Keragon, an AI-powered HIPAA-compliant automation platform for healthcare, has officially launched out of stealth mode. It is the first no-code workflow automation platform specifically designed for the US healthcare industry. Currently, it is utilized by practices, clinics, fast-growing digital health startups, hospitals, and NASDAQ-listed companies across all 50 states.
The platform enables the seamless connection of various popular software used by healthcare practitioners, including EHRs, healthcare CRMs, AI medical scribes, appointment scheduling and billing software. It features built-in personalized AI assistants that facilitate faster automation with minimal hassle. Keragon empowers professionals without technical backgrounds to create robust automations that can significantly reduce operational costs, enhance clinical efficiency and ultimately improve patient care and reduce physician burnout. With over 100 pre-built healthcare integrations, multiple data transformation helpers, and advanced error debugging capabilities, it is poised to accelerate healthcare’s digital transformation.

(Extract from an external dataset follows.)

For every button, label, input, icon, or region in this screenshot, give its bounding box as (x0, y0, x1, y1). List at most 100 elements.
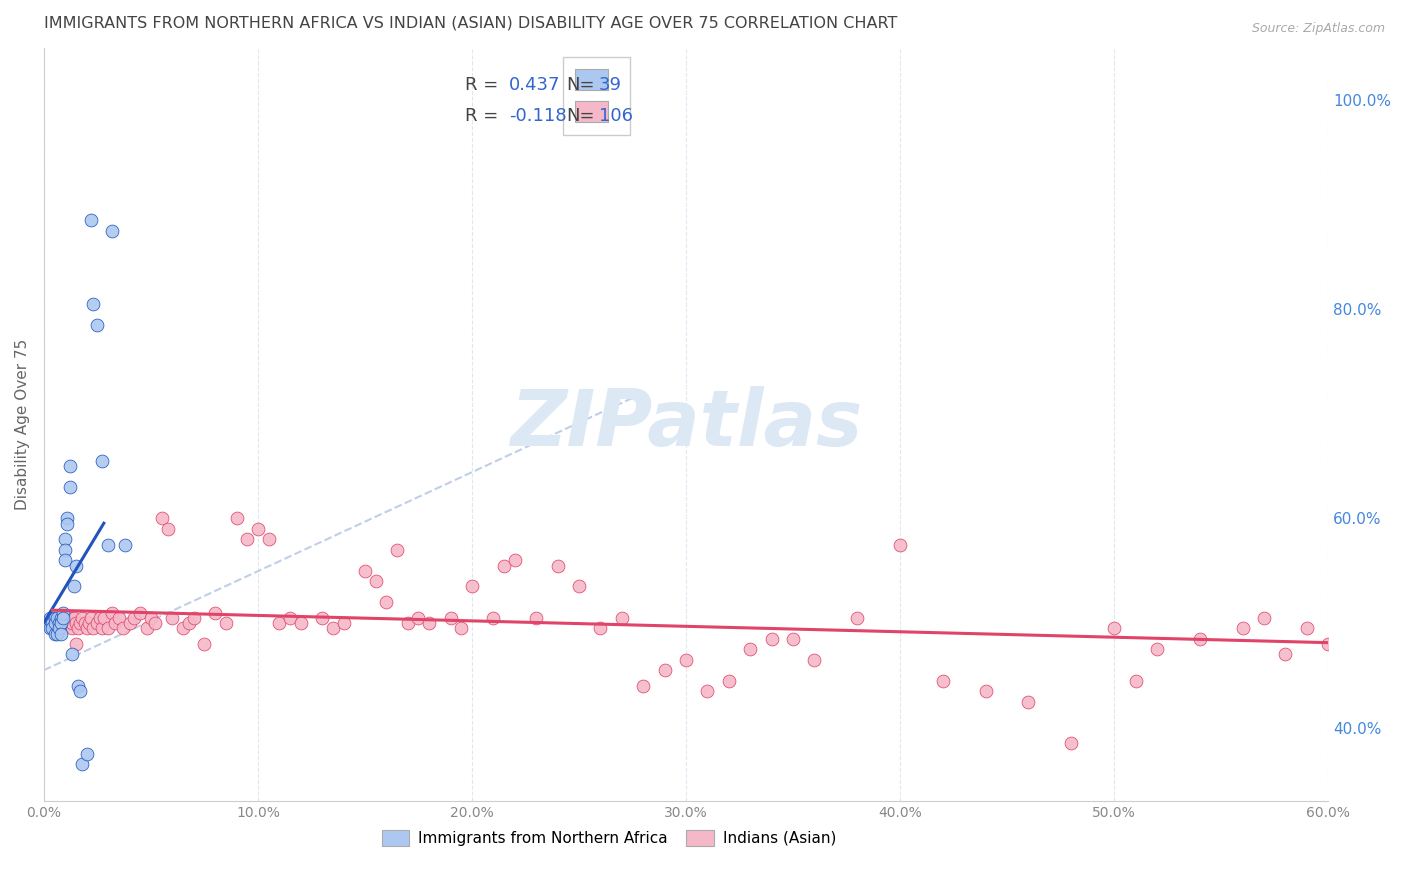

Typical use cases include bridging the gap between clinical and marketing teams through two-way synchronization between EHR and marketing tools, reducing cognitive workload by triaging real-time appointment bookings and notifying relevant stakeholders via preferred communication tools and facilitating patient data interoperability between disparate healthcare software systems.
Keragon is committed to improving healthcare operational efficiency while promoting the use of security best practices for all software vendors handling sensitive patient data. It has been certified as SOC 2 Type 2 and HIPAA compliant by external auditors and enforces a strict zero data retention policy, ensuring all customer workflow data is deleted after seven days.
The pre-seed funding round was co-led by Focal and Afore, with participation from 25madison—Lifepoint Health. Notably, Focal had previously backed a startup venture by Keragon’s founders, which was later acquired for $20 million USD.